Every day a good day
Chronique japonaise sur une adolescente (puis jeune femme, puis femme) apprenant la fort complexe cérémonie du thé auprès d’une spécialiste (Kirin Kiki dans un de ses dernier rôle). La double singularité du film c’est que la vie de l'héroïne hors des cours est à peine évoquée et que, persévérante et appliquée, elle ne s’avère pas particulièrement douée. C’est peut être là la substantifique moelle de ce film épuré: parfois on est médiocre et il faut s’en accommoder.

JK Rock
Dramédie musico-romantique japonaise sur la formation d’un groupe de “rock” (il faudrait plus de guillemets!) formé d’étudiantes. C’est efficace et enlevé, mais ça vaut surtout pour l’actrice principale, petite pseudo-punkette survitaminée qui ne correspond pas aux canons en matière de jeunes première de comédie romantique. Explication possible: le film n’est qu’un énorme produit dérivé pour le véritable groupe, du coup le formatage était impossible et tant mieux!

The Odd Family: Zombie on sale
Comédie coréenne de zombie. Une famille dysfonctionnelle de semi-escrocs qui gèrent péniblement une station service dans un bled de campagne “adopte” un zombie qui s’est égaré dans la région. Quelques bons gags de mise-en scène, mais surtout, entre le grand père margoulin, la mère enceinte jusqu’au dents qui porte la culotte, le père bon à rien et la fille un peu tendance Wednesday qui tombe amoureuse du zombie, le potentiel comique est important et le scénario le trait avec bonheur.

Only the cat knows
Comédie douce-amère japonaise sur une énergique vieille dame qui perd son chat alors que son mari, devenu froid et distant avec les années, perd, lui, sa tête. C’est fait avec beaucoup de simplicité et de légèreté et ça trouve le ton juste, cette petite musique, assez typique de ce genre de films japonais, mais si douce à nos oreilles.

Unstoppable
Le Lino Ventura coréen aka Ma Dong-seok aka Don “Train to Busan” Lee en ex-gangster poissonnier pas très malin mais très amoureux de sa femme. Un gang a la très mauvaise idée de la kidnapper et notre force de la nature favorite va donc tataner son chemin jusqu’à elle. Ça ne mange pas de pain, mais… Don Lee!

Extreme Job
Comédie policière coréenne qui a fait une énorme carton au box office. Une brigade anti-gang se retrouve, pour couvrir leur opération de surveillance, à gérer un restaurant de poulet frit… dur de faire plus mainstream, mais, là encore, l’efficacité coréenne brille. Le film tient son rythme et on se marre tout du long.

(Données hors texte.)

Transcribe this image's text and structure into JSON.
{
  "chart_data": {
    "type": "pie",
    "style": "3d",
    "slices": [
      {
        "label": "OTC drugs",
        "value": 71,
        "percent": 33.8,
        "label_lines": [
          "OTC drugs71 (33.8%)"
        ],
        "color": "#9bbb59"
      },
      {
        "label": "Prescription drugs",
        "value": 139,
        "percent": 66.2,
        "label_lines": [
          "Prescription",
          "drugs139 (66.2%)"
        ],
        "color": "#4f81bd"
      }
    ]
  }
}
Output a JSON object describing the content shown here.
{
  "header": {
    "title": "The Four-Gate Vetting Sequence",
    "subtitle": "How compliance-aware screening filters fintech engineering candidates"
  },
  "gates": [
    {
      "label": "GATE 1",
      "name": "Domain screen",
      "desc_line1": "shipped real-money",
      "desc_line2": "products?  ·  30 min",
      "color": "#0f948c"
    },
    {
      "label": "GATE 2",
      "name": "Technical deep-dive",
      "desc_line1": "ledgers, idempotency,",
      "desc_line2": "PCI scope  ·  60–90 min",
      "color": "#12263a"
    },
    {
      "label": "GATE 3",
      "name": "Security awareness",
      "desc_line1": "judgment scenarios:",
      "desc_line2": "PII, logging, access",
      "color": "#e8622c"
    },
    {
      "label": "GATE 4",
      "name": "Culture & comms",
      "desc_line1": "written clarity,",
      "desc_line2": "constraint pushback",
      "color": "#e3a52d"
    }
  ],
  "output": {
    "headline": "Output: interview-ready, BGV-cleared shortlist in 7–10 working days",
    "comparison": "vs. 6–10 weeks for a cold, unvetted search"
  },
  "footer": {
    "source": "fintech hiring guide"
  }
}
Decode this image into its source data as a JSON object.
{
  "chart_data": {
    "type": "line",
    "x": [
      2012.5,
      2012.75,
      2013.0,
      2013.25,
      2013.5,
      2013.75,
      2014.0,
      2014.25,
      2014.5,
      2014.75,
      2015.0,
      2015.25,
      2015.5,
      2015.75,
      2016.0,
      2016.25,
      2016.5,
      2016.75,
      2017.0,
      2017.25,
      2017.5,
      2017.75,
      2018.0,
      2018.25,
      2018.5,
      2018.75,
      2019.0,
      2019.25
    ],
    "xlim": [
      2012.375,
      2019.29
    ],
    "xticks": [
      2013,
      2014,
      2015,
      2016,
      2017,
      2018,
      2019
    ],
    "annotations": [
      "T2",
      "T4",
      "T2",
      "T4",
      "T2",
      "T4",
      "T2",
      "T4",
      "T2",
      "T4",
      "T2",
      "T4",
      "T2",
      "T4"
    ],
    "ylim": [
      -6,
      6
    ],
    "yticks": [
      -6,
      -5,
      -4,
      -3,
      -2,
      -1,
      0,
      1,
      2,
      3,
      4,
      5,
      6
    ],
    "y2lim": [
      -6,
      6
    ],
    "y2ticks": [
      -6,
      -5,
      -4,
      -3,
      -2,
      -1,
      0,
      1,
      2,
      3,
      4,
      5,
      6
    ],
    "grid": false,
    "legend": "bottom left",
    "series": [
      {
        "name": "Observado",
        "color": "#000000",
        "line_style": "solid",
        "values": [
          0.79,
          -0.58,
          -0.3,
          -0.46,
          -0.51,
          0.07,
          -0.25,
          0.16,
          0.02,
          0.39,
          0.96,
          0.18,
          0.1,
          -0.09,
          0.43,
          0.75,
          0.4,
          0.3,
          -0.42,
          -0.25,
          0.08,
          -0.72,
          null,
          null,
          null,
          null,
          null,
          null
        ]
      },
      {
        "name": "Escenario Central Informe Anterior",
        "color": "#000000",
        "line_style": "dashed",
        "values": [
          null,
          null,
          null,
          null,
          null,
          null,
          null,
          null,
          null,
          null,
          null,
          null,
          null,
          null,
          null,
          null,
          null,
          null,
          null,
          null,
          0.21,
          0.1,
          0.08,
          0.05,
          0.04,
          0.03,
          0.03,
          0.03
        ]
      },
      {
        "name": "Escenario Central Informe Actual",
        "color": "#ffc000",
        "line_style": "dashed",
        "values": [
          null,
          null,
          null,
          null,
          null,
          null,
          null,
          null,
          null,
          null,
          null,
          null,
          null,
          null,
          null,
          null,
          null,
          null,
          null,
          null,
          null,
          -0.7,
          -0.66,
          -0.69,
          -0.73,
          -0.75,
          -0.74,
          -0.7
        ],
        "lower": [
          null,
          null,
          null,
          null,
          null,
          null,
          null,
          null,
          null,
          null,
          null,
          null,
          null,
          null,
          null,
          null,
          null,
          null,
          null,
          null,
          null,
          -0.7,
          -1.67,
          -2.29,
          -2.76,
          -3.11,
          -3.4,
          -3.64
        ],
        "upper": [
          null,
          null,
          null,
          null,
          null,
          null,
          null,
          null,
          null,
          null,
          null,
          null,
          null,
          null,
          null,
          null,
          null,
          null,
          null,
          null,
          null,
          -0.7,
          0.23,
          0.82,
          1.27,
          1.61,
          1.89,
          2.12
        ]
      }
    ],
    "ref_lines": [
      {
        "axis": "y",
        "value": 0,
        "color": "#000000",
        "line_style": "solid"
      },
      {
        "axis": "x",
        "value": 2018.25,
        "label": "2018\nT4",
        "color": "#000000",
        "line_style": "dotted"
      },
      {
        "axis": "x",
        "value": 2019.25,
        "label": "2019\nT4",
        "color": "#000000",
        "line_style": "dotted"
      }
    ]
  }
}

Les prix officiels du festival:

White Mullberry (prix du jury): Melancholic

Black Dragon (prix des cinéphiles / de la critique): Still Human (feel good movie de Hong Kong où une garde malade philippine s’occupe d’un Anthony Wong en chaise roulante).

1er prix du public: Still Human
2ème prix du public: Dying to Survive
3ème prix du public: Extreme Job

Prix MyMovie (voté sur un site web partenaire et le prix va invariablement à un film japonais adapté d’un manga): Fly Me to Saitama


Laurent (?) a dit:
Merci infiniment pour ce compte rendu passionnant (les sujets, très drôles pour la plupart, font déjà plus envie que la plupart des films qu'on peut voir en salle!) qui ouvre plusieurs pistes excitantes! Je suis intrigué par le tout dernier, notamment. Si on se marre vraiment, ce pourrait être la comédie asiatique qu'on attend depuis des lustres (et le mythique "Chicken And Duck Talk", pour rester dans la topique de la restauration).